Todos necesitamos renovarnos y convertirnos: la rutina y el cansancio nos muerden a todos; caen polvo y telarañas sobre los más sagrados ideales; todas las cosas más bellas y sagradas, si no se renuevan, acaban por morir. El amor muere en muchos matrimonios, la vida consagrada se marchita si no se renueva con el agua de la oración y del amor. Una buena parte de la existencia consiste en renovar, en refrescar, en echar nueva leña a la hoguera. Subir, siempre subir, querer ser otro, distinto, mejor; mejor en lo humano, mejor en lo intelectual y en lo espiritual. Cuando uno se detiene, se enferma; cuando uno se para definitivamente, ha comenzado a morir.
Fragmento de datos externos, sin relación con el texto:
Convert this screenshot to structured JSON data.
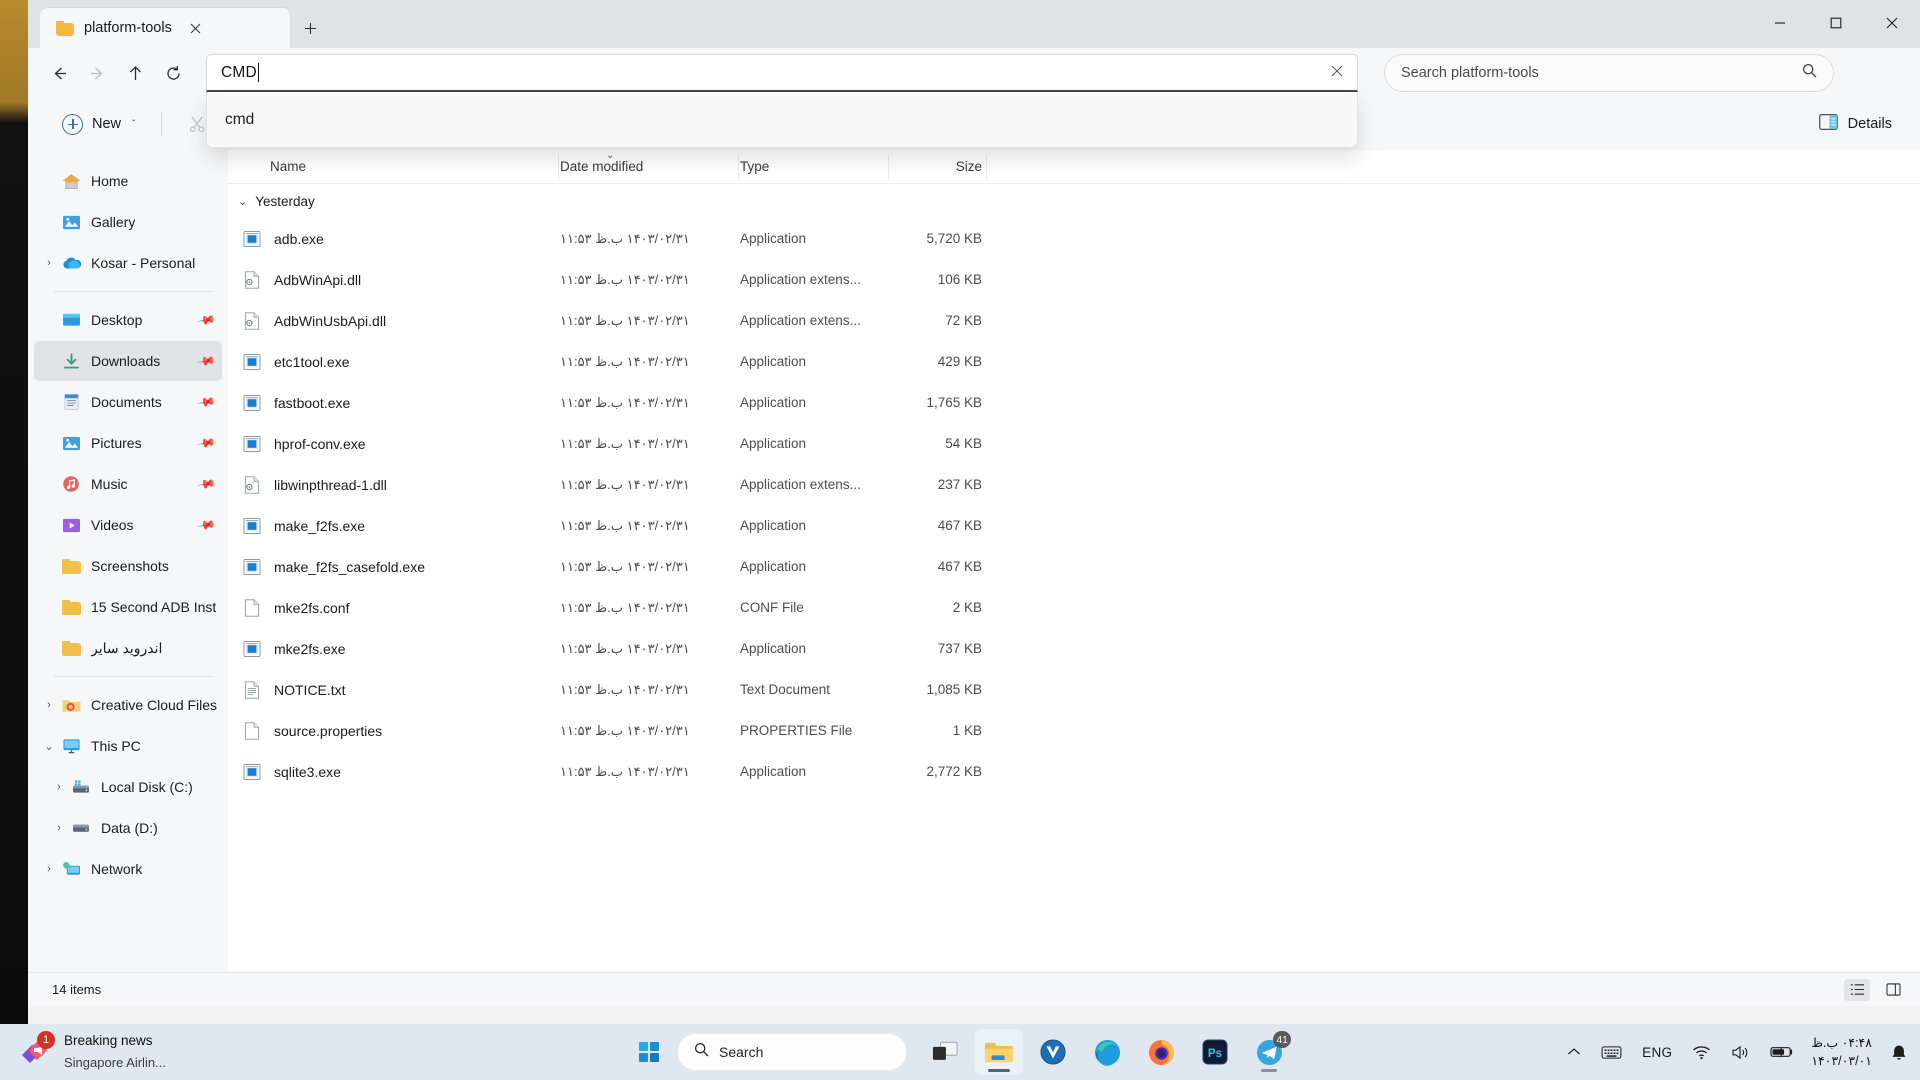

Con Cristo hay que volver a empezar. Todo recomienza, todo vuelve a empezar, si queremos; todo como recién estrenado. Lo viejo, lo sucio y desordenado no van con la nueva vida.
Para Reflexionar…
¿He reflexionado sobre cuáles son las actitudes o vicios arraigados que me llevan al pecado? ¿Qué es aquello que no me permite tener una relación íntima con Dios? ¿Estoy consciente de que una vida de entrega a medias no tiene fruto alguno y para nada me sirve?


Recién vuelvo a mi computador,después de un mes de estar sin deseos de hacer algo,como escribir o leer,por el miedo y temor del terremoto(que azotó a Chile y sus réplicas diarias, que nos hace arrancar. Hoy…por casualidad encuentro el blog del P. Mariano y sus lecturas y o comentarios maravillosos que llenan mi pensamiento envolviéndolo en una ola positiva de paz y esperanza, justo en el momento preciso y con el tema adecuado Gracias a Dios por entregarnos conocimiento espiritual y cambios de comportamientos y actitudes que van en beneficio nuestro. Que el Espíritu Santo lo inspire cada día mas,y lleguen a nosotros lecciones de vida diaria que nos hagan revertir nuestras acciones pecaminosas. P. Mariano Blas, siga desnudando el alma de toda vestidura fea que tenemos la gran majoría de nosotros . Gracias, que Dios le acompañe siempre.